Another suggestion, that I think I heard somewhere, is, if the page includes a CSP, only use an x-origin cache for an integrity attribute resource if the CSP includes the integrity value in the script-hash whitelist. I think this would address @mozfreddyb's concerns listed in Synzvato/decentraleyes#26, but I haven't thought too hard about it. On the other hand, it also starts to look really weird and complicated :-/

Also, these solutions don't address timing attacks with x-origin caches. Although, as a side not, someone recently pointed out to me that history timing attacks in this case are probably not too concerning from a security perspective since it's a "one-shot" timing attack. That is, the resource is definitively loaded after the attack happens, so you can't attempt the timing again, and that makes the timing attack much more difficult to pull off, since timing attacks usually rely on repeated measurement.

btrask commented 8 years ago

Using a script-hash whitelist in the HTTP headers (as part of CSP or separately) is better for a small number of hashes, since it doesn't require an extra round trip. Using a well-known list is better for a large number of hashes, since it can be cached for a long time.

I agree that well-known locations are ugly. Although it works for /robots.txt and /favicon.ico, there is a high cost for introducing new ones.

The privacy problem is worse than timing attacks: if you control the server, you can tell that no request is ever made. This seems insurmountable for cross-origin caching.

Perhaps the gulf between hashes and locations is too large to span. For true content-addressing systems (like what I'm working on), my preference is to treat all hashes as a single origin (so they can't reference or be referenced by location-based resources).

Thanks for your quick reply!

mozfreddyb commented 8 years ago

I'd be slightly more interested in blessing the hashes for cross-origin caches by mentioning in the CSP. .well-known would add another roundtrip. I'm not sure if that's going to impact hamper the performance benefit that we wanted in the first place.

The idea to separate hashed resources into their own origin is interesting, but I don't feel comfortable drilling holes that deep into the existing weirdness of origins.

btrask commented 8 years ago

To be clear, giving hashes their own origin only makes sense if you are loading top-level resources by hash. In that case, you can give access to all other hashes, but prohibit access to ordinary URLs. But that is a long way off for any web browsers and far from the scope of SRI.

mozfreddyb commented 8 years ago

For the record, @hillbrad wrote a great document outlining the privacy and security risks of shared caching: https://hillbrad.github.io/sri-addressable-caching/sri-addressable-caching.html

kevincox commented 8 years ago

That document doesn't appear to consider an opt-in approach.
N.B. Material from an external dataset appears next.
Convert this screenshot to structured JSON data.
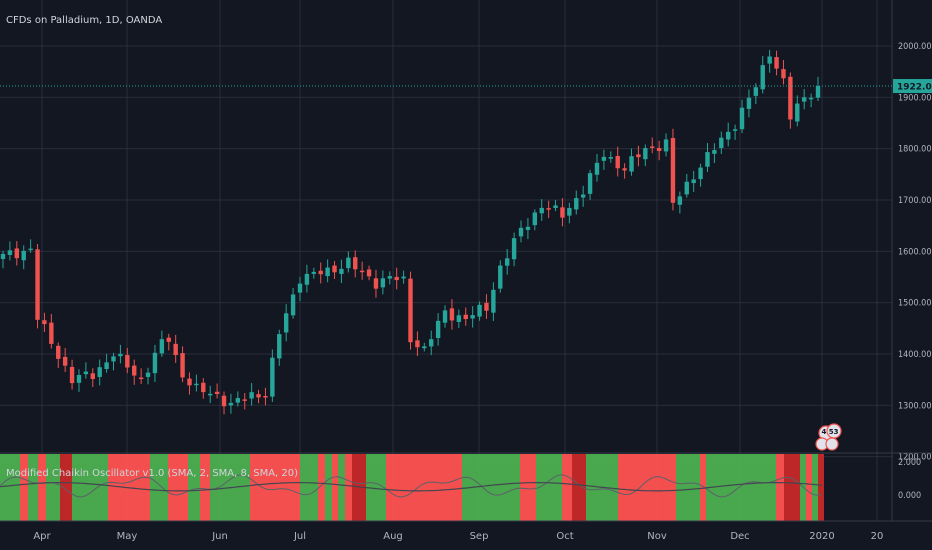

While this would reduce the number of people who do it it could be quite useful.

<script src=jquery.js integrity="..." public/>

This tag should only be put on scripts for which timing is not an issue. Of course deciding what is pubic is now the responsibility of the website. However since the benefit would be negligible for anything that is website specific this might be pretty clear. For example loading a script specific to my site has a single URL anyways, so I may as well not put public otherwise malicious sites can figure out who has been to my site recently even though I don't get any benefit from the content-addressed cache. However if I am including jQuery there will be a benefit because there are many different copies on the internet and at the same time it means that knowing whether a user has jQuery in their cache is much less identifying.
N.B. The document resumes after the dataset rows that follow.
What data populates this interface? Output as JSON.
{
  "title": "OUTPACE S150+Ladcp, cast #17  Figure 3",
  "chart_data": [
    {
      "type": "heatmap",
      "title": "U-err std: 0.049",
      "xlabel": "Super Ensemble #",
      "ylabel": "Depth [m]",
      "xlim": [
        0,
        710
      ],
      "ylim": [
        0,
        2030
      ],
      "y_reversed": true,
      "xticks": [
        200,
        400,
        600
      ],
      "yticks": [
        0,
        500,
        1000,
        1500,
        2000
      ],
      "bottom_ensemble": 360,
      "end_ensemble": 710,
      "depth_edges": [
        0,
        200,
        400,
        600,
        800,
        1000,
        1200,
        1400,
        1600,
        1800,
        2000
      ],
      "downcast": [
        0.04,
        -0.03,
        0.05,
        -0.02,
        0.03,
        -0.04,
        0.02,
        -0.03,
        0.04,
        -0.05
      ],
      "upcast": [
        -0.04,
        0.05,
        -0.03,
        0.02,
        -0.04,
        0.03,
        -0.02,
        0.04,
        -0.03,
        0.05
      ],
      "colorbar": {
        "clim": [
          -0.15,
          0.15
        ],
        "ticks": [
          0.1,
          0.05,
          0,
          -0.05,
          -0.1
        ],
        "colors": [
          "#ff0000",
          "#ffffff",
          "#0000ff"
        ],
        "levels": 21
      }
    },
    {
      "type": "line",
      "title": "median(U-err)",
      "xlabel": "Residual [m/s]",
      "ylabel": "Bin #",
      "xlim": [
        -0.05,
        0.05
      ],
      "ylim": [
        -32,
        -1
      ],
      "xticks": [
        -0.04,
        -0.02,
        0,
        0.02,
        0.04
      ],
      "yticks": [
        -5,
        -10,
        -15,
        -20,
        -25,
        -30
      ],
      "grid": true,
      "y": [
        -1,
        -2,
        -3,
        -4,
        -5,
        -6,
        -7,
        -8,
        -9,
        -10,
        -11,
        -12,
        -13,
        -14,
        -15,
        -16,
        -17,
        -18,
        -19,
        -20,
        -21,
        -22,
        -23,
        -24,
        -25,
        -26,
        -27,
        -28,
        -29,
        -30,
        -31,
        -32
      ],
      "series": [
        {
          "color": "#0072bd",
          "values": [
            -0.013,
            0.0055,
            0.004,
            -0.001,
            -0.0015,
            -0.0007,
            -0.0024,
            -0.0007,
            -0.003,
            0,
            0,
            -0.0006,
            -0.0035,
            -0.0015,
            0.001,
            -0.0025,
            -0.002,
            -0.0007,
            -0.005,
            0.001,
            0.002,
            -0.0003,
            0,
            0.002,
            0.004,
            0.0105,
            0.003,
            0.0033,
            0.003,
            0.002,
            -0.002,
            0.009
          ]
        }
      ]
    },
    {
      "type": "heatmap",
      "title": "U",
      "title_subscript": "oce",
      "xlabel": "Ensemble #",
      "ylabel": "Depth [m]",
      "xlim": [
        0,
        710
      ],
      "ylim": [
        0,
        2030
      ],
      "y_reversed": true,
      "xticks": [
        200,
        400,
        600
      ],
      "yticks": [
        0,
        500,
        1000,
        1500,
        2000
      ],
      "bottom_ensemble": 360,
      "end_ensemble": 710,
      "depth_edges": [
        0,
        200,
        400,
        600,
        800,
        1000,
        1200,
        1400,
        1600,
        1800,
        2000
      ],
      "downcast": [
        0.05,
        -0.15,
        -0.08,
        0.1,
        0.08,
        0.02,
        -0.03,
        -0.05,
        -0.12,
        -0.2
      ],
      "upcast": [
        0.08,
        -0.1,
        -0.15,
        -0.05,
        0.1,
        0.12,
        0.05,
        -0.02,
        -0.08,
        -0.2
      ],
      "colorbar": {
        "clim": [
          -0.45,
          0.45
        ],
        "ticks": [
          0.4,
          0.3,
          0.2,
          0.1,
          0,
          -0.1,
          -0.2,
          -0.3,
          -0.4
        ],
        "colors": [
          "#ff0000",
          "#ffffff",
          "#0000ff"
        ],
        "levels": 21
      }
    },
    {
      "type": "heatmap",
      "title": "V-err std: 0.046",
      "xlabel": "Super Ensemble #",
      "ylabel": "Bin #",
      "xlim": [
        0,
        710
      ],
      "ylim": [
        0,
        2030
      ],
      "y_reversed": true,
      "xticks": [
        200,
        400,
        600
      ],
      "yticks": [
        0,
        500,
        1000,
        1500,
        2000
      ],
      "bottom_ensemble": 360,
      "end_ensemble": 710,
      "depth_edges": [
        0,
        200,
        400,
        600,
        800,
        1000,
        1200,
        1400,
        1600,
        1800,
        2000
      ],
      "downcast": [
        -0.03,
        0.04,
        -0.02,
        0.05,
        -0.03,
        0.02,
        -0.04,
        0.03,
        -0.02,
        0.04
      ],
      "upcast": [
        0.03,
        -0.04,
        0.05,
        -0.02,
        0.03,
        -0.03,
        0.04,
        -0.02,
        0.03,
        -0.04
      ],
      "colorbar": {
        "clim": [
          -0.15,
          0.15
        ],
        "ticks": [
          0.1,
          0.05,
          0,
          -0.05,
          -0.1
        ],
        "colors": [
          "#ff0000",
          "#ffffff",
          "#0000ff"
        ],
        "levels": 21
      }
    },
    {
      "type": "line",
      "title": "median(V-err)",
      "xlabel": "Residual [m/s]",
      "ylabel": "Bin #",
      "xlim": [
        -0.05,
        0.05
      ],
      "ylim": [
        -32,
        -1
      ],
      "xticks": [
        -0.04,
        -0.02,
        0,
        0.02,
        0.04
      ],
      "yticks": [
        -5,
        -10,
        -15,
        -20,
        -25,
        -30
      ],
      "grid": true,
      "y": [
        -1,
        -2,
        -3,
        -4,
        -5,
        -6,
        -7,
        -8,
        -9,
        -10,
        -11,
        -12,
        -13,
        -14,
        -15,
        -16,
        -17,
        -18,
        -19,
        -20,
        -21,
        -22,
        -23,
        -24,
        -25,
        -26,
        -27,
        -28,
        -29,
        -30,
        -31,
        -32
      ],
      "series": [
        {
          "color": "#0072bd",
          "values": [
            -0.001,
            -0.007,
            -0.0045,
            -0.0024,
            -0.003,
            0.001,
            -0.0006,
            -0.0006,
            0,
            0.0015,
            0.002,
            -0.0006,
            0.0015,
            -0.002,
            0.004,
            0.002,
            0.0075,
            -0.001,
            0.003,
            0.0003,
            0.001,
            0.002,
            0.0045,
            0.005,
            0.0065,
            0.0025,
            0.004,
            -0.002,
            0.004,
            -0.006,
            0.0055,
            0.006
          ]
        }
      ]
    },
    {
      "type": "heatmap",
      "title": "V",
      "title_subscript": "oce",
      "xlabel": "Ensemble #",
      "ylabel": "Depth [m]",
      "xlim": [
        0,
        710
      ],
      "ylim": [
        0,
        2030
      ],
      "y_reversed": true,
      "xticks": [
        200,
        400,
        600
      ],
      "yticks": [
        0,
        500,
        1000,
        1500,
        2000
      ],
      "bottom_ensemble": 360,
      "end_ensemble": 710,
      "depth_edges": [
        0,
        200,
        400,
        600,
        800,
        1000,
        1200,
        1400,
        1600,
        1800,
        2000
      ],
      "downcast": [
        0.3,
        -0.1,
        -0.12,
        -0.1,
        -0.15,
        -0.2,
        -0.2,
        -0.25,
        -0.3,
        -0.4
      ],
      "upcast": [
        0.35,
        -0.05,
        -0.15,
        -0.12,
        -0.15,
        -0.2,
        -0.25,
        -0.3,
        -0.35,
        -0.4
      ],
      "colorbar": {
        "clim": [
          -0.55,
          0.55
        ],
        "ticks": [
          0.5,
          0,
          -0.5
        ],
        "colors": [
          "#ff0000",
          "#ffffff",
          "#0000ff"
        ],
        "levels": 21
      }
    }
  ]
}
That being said if FF had a way to turn this on now I would enable it, I don't see the privacy hit to be large and the performance would be nice to have.

hillbrad commented 7 years ago

If I want to use the presence of my script in a shared cache to track you illicitly, I will deliberately set the public flag, even if the content isn't actually public.

On Mon, Oct 31, 2016 at 3:06 PM Kevin Cox notifications@github.com wrote:

That document doesn't appear to consider an opt-in approach. While this would reduce the number of people who do it it could be quite useful.